Pesta Kostum Peringatan Hari Pahlawan SD Muh. Sapen di Vredeburg

Yogyakarta, pada awal bulan pahlawan semarak Hari Pahlawan terasa di bangunan lawas tempat penyimpanan kesaksian perjuangan. Kunjungan hampir 200 pelajar dan pendamping dari SD Muhammadiyah Sapen Yogyakarta padati halaman Museum Benteng Vredeburg Yogyakarta pagi 1 November 2018 kemarin yang keseluruhan mengenakan pakaian pejuang, profesi dan berpakaian adat.

Imran selaku guru pendamping SD Muhammadiyah Sapen yang berpakaian pejuang menyebutkan  kunjungan tujuh kelas siswa kelas dua ini dalam rangka kunjungan bulan November bulan Pahlawan,  pengenalan budaya dan profesi kepada anak didik. Kunjungan yang rutin dilakukan setiap tahunnya, dan dibeberapa tahun terakhir selalu memilih Museum Benteng Vredeburg Yogyakarta sebagai tempat pengenalan sejarah yang dikunjungi .
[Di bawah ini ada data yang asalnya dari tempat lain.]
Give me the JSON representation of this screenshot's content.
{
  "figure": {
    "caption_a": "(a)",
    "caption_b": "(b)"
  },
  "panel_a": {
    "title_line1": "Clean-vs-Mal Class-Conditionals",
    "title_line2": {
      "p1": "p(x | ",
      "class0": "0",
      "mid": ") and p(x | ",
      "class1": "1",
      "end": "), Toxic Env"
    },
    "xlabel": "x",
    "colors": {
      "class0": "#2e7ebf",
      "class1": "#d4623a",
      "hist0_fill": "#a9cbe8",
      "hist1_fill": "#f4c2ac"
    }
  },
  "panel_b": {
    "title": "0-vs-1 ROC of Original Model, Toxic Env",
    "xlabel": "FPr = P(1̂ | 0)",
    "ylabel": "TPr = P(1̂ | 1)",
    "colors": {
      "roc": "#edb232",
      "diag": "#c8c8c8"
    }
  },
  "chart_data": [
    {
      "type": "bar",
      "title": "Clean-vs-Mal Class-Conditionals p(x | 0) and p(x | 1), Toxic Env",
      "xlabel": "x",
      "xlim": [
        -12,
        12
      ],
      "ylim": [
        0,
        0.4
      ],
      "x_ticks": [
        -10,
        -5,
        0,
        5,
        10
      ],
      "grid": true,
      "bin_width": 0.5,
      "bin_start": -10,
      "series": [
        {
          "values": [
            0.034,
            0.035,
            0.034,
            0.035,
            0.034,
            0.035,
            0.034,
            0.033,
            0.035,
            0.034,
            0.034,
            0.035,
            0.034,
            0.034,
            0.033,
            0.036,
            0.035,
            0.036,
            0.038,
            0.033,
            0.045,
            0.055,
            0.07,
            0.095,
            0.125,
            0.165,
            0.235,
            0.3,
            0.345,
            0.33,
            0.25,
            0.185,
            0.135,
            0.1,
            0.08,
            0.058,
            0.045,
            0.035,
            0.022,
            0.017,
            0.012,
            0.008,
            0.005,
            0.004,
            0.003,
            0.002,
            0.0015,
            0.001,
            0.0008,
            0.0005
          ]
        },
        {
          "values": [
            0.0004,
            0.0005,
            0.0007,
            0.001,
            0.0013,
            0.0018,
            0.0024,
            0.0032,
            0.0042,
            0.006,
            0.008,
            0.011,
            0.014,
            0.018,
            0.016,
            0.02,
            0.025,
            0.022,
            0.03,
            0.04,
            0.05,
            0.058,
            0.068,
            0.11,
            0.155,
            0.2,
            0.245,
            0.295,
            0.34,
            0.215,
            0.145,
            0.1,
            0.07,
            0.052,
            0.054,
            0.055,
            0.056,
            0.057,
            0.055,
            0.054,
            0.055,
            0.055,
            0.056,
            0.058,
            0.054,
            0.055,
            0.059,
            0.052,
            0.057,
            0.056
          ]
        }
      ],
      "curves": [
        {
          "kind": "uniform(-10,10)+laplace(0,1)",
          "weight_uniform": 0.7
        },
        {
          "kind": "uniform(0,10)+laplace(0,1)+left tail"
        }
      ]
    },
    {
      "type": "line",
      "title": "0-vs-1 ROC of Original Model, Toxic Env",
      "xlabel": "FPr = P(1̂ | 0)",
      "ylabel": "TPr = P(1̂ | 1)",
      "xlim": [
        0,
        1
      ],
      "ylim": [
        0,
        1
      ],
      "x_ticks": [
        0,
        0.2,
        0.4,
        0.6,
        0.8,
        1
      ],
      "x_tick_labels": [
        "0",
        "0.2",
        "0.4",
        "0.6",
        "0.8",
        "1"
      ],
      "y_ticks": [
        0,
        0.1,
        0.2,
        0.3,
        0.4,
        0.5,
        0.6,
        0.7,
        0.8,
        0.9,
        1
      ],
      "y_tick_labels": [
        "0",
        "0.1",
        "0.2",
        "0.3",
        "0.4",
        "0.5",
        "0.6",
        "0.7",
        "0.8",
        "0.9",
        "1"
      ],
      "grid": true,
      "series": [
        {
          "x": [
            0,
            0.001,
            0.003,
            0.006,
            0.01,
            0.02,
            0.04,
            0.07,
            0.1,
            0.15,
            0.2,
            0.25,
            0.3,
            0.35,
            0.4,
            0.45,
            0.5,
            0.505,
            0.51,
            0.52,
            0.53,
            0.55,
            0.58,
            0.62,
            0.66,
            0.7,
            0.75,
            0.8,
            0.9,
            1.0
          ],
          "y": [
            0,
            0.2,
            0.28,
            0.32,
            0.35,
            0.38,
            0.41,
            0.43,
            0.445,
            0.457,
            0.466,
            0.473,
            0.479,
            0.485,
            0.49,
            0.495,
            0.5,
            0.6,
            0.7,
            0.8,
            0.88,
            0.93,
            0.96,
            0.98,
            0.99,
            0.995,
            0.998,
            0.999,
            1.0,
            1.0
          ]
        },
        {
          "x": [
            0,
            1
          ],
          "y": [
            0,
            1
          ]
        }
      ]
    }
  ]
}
Diiyakan pula oleh rekannya Munirul Amin “Kami memilih Museum Benteng Vredeburg Yogyakarta dalam kunjungan tempat bersejarah ini dengan tujuan agar anak-anak dapat mengenal kondisi riil peristiwa yang terjadi di lapangan yang sesuai dengan kurikulum sekolah.”

“Dengan mengenakan kostum pakaian adat dan pahlawan dan profesi kunjungan bertemakan Hari Pahlawan, Hari Air dan Profesi. Pesta kostum ini sesuai dengan cita-cita dan harapan anak-anak. Serta pengenalan anak-anak dengan jajanan daerah, satu anak membawa satu makanan tradisional dan mempresentasikan didepan teman-temannya tentang nama, bahan, asal dan rasa dari makanan tersebut. Hal tersebut sebagai perkaya anak akan budaya lokal kita. Dengan penggabungan beberapa peringatan beberapa hari besar ini diwujudkan dengan hari literasi SD Muhammadiyah Sapen Yogyakarta. “ Amin menambahkan.
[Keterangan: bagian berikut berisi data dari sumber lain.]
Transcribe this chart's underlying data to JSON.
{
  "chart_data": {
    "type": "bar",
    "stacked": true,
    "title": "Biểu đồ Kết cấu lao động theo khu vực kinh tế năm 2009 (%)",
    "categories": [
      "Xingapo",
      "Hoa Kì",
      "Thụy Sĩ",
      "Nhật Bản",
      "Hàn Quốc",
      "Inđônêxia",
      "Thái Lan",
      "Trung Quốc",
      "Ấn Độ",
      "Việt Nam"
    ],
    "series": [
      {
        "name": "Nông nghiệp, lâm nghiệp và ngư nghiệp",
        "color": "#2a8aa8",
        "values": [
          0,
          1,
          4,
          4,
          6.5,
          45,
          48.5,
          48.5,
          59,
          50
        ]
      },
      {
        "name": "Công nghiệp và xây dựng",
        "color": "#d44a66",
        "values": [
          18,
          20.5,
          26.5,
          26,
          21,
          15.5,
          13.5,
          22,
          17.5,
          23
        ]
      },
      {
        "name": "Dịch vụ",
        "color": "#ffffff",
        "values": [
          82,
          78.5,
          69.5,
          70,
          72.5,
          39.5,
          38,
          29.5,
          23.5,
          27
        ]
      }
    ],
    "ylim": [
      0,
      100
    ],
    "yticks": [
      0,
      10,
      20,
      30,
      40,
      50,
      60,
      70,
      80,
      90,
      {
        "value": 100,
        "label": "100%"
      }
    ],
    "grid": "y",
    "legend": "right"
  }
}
Pengakuan Naomi salah satu peserta yang mengenakan pakaian khas Minangkabau ini mengaku senang sekali berkunjung ke Museum Benteng Vredeburg Yogyakarta meski masih malu-malu saat ditanya makanan tradisional khas daerah mana yang akan dipresentasikan di depan teman-temannya.

Terbagi atas beberapa kelompok, tampak keseluruhan peserta secara bergantian mempresentasikan makanan tradisional yang dibawanya, sembari mencoba menawarkan bekalnya tersebut kepada teman-teman sekelompoknya. Tidak jarang kelakar kecil dari guru pendamping mencoba melempar sedikit pertanyaan kepada peserta dan hal tersebut dijawab malu oleh peserta atau juga dijawab dengan kelakar balik.